The Indian Space Research Organisation will attempt to launch India's lunar mission Chandrayaan-2 on July 22 after its launch earlier on July 15 had to be put off due to a technical snag. The launch has now been scheduled for 2:43 pm on July 22.
The launch on July 15 from the Satish Dhawan Space Centre was put off after a technical snag was observed one hour before the scheduled liftoff. "As a measure of abundant precaution, #Chandrayaan2 launch has been called off for today. The revised launch date will be announced later," ISRO had announced.
Chandrayaan 2 mission is to be launched onboard heavy-lift rocket Geosynchronous Satellite Launch Vehicle - Mark III (GSLV Mk III), nicknamed as 'Bahubali'.

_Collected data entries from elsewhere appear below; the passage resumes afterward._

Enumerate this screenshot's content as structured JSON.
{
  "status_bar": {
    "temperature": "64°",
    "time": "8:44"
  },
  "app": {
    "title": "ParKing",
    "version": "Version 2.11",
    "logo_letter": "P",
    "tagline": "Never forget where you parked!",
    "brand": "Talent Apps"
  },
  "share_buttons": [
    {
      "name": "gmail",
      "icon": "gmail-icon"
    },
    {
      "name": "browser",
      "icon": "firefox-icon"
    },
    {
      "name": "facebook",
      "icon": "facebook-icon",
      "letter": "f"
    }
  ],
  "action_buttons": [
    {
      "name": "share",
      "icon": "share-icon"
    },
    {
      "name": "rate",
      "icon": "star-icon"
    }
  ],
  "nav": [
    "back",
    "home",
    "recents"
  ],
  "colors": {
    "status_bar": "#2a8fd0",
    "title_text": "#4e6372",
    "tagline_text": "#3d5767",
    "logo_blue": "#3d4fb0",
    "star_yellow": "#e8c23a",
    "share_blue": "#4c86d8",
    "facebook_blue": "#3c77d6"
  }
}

Chandrayaan 2, the most ambitious lunar mission of the country, will explore the parts of Moon which have never been explored in the past - the south polar region. According to eminent space scientists, Chandrayaan 2 is a mission which has been described as one of the most complex ever undertaken by ISRO.
The main objective of the latest Moon mission is to carry out various experiments to understand the extent and significance of the presence of water on the celestial body as confirmed by the Chandrayaan 1 mission. This is also for the first time that India is trying to land a robotic rover on Moon.
According to ISRO Chairman Kailasavadivoo Sivan, the landing site, at a latitude of about 70 degrees south, is the southernmost for any mission till date. The spacecraft consists of an orbiter, a lander, and a rover together referred to as "composite body".
It will be the first Indian expedition to attempt a soft landing on the lunar surface. This mission will make India the fourth country after the US, Russia, and China to carry out a soft landing on Moon.